No caso da gerente de marketing Pilar Magnavita, 42, a rotina estressante encontra alívio no consumo de serviços de autocuidado. “Quando eu tenho condições financeiras, isso pode chegar a 30% da minha renda”, diz.

O pacote inclui coisas como massagem, drenagem, acompanhamento nutricional e de endocrinologista, acupuntura, academia —tudo relacionado a saúde e bem-estar, mas que na vida dela assumiu contornos compulsivos.

“Eu tenho compulsão com comida e fiz cirurgia bariátrica”, conta. “Aí minha compulsão mudou de foco, foi para compras. Então para mim é um lance de roupas, de ter um dia de princesa, igual àquela música do Seu Jorge: ‘vai no cabeleireiro, no esteticista’, o pacote completo”, brinca.

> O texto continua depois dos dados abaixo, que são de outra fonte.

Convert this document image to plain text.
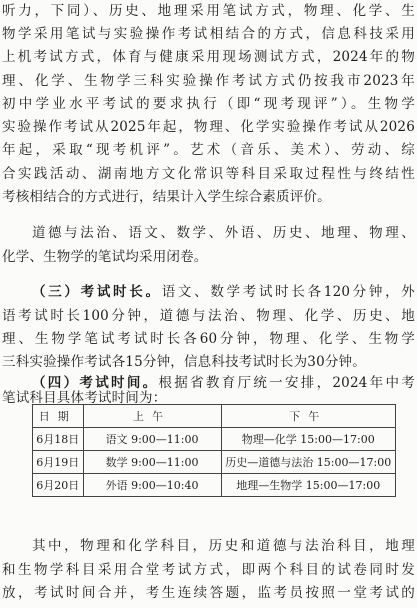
听力，下同）、历史、地理采用笔试方式，物理、化学、生
物学采用笔试与实验操作考试相结合的方式，信息科技采用
上机考试方式，体育与健康采用现场测试方式，2024年的物
理、化学、生物学三科实验操作考试方式仍按我市2023年
初中学业水平考试的要求执行（即“现考现评”）。生物学
实验操作考试从2025年起，物理、化学实验操作考试从2026
年起，采取“现考机评”。艺术（音乐、美术）、劳动、综
合实践活动、湖南地方文化常识等科目采取过程性与终结性
考核相结合的方式进行，结果计入学生综合素质评价。
道德与法治、语文、数学、外语、历史、地理、物理、
化学、生物学的笔试均采用闭卷。
（三）考试时长。语文、数学考试时长各120分钟，外
语考试时长100分钟，道德与法治、物理、化学、历史、地
理、生物学笔试考试时长各60分钟，物理、化学、生物学
三科实验操作考试各15分钟，信息科技考试时长为30分钟。
（四）考试时间。根据省教育厅统一安排，2024年中考
日期	上午	下午
6月18日	语文 9:00—11:00	物理—化学 15:00—17:00
6月19日	数学 9:00—11:00	历史—道德与法治 15:00—17:00
6月20日	外语 9:00—10:40	地理—生物学 15:00—17:00
其中，物理和化学科目，历史和道德与法治科目，地理
和生物学科目采用合堂考试方式，即两个科目的试卷同时发
放，考试时间合并，考生连续答题，监考员按照一堂考试的
笔试科目具体考试时间为：
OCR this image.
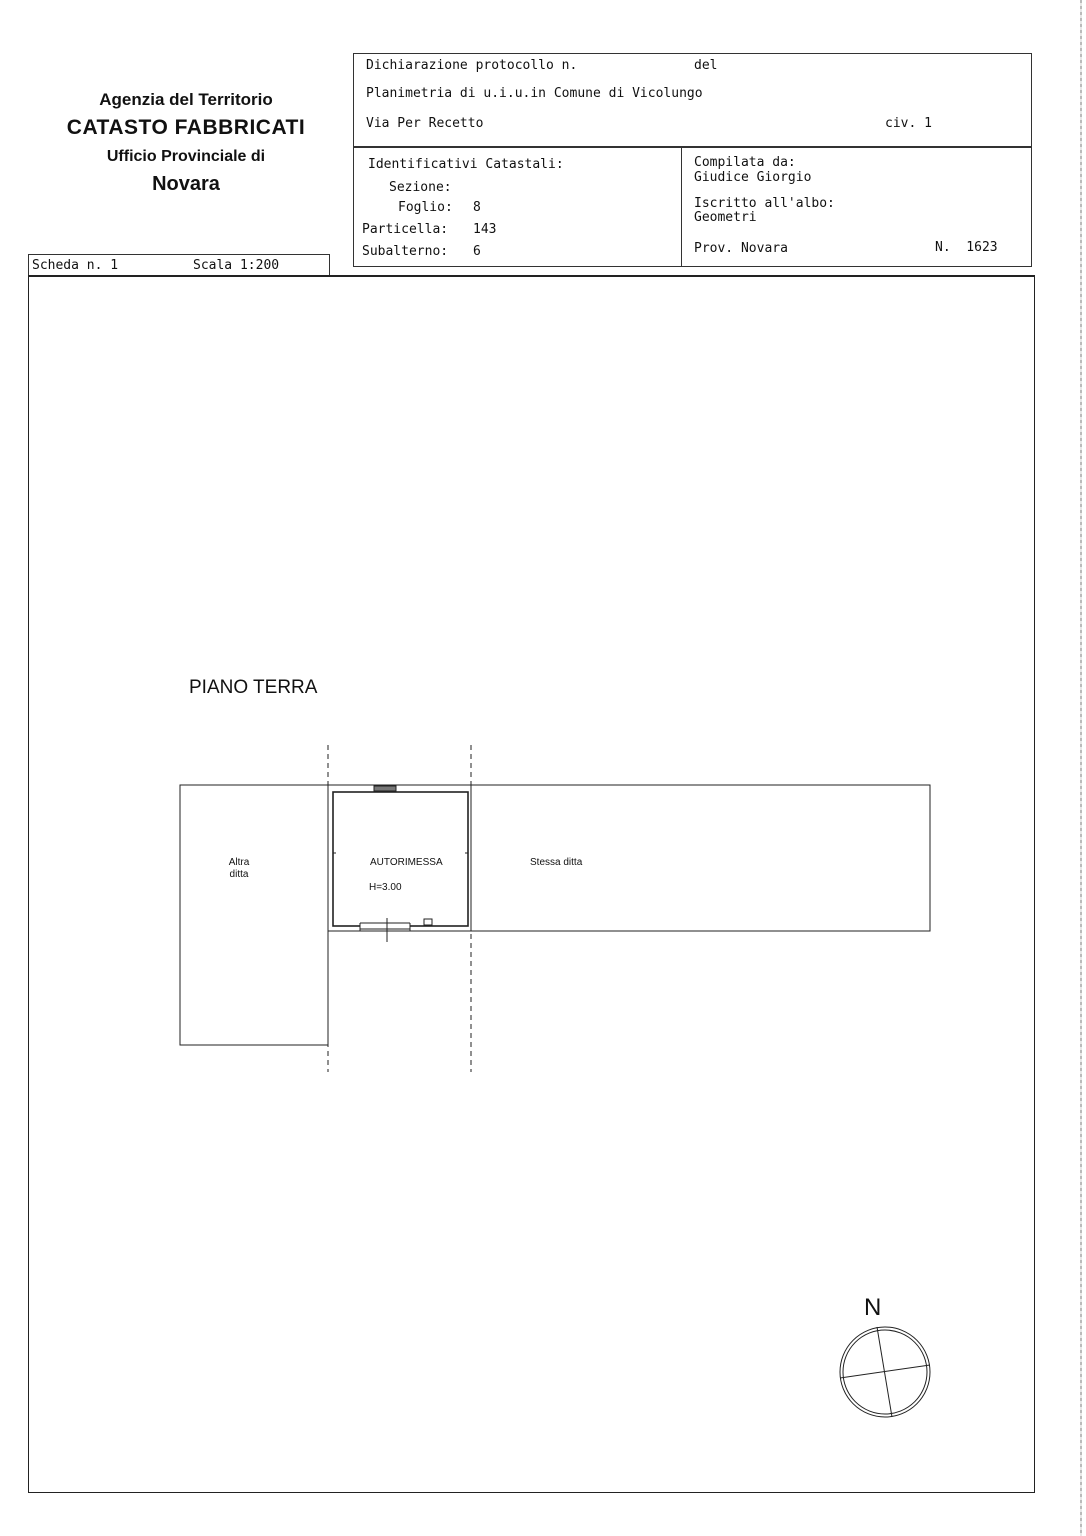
Agenzia del Territorio
CATASTO FABBRICATI
Ufficio Provinciale di
Novara
Dichiarazione protocollo n.	del
Planimetria di u.i.u.in Comune di Vicolungo
Via Per Recetto	civ. 1
Identificativi Catastali:
Sezione:
Foglio: 8
Particella: 143
Subalterno: 6
Compilata da:
Giudice Giorgio
Iscritto all'albo:
Geometri
Prov. Novara	N.  1623
Scheda n. 1	Scala 1:200
PIANO TERRA
Altra
ditta
AUTORIMESSA
H=3.00
Stessa ditta
N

Pilar aprendeu a diversificar o leque do que considera importante como autocuidado porque percebeu que, quando o orçamento aperta, se não substituir algum serviço pago por outra prática acaba voltando novamente de forma não saudável para a comida.

O comportamento consumista em relação ao autocuidado pode ser nocivo, alerta a médica dermatologista Samia Ligabue, integrante da Sociedade Brasileira de Dermatologia.

“Muitas vezes o paciente já chega no consultório querendo determinado procedimento ou determinado produto”, diz. “O resultado pode não ser satisfatório porque não há indicação médica real para aquele tratamento. Além disso, todo ativo e todo procedimento tem seu risco associado.”

A médica diz que é cada vez mais comum ver adolescentes e até crianças, normalmente meninas, chegando ao consultório com reações causadas pelo uso precoce de produtos cosméticos. “Elas acabam piorando quadros de dermatite atópica, de acne, e certamente vão ter problemas no futuro porque começam a sensibilizar a pele muito cedo”, afirma.

No ano passado, viralizaram nas redes sociais vídeos de multidões de pré-adolescentes nas lojas da rede de cosméticos Sephora. Uma rápida busca no TikTok faz surgirem dezenas de vídeos de crianças mostrando suas compras na loja ou exibindo suas complexas rotinas noturnas de skincare.

Nos Estados Unidos, alguns estados já começam a se mobilizar. Na Califórnia, o deputado Alex Lee apresentou em fevereiro um projeto de lei que proíbe menores de 18 anos de comprarem produtos com ativos anti-idade, como retinol e ácido glicólico.

Sofia, a ilustradora paulistana, diz que sempre fica assustada quando o algoritmo lhe entrega vídeos dessas mini-influenciadoras de beleza. “Eu acho que é muito claro que há uma questão de gênero e o quanto essas meninas estão sendo levadas a achar que precisam corrigir problemas que, evidentemente, não existem. Isso é violência estética, não é autocuidado.”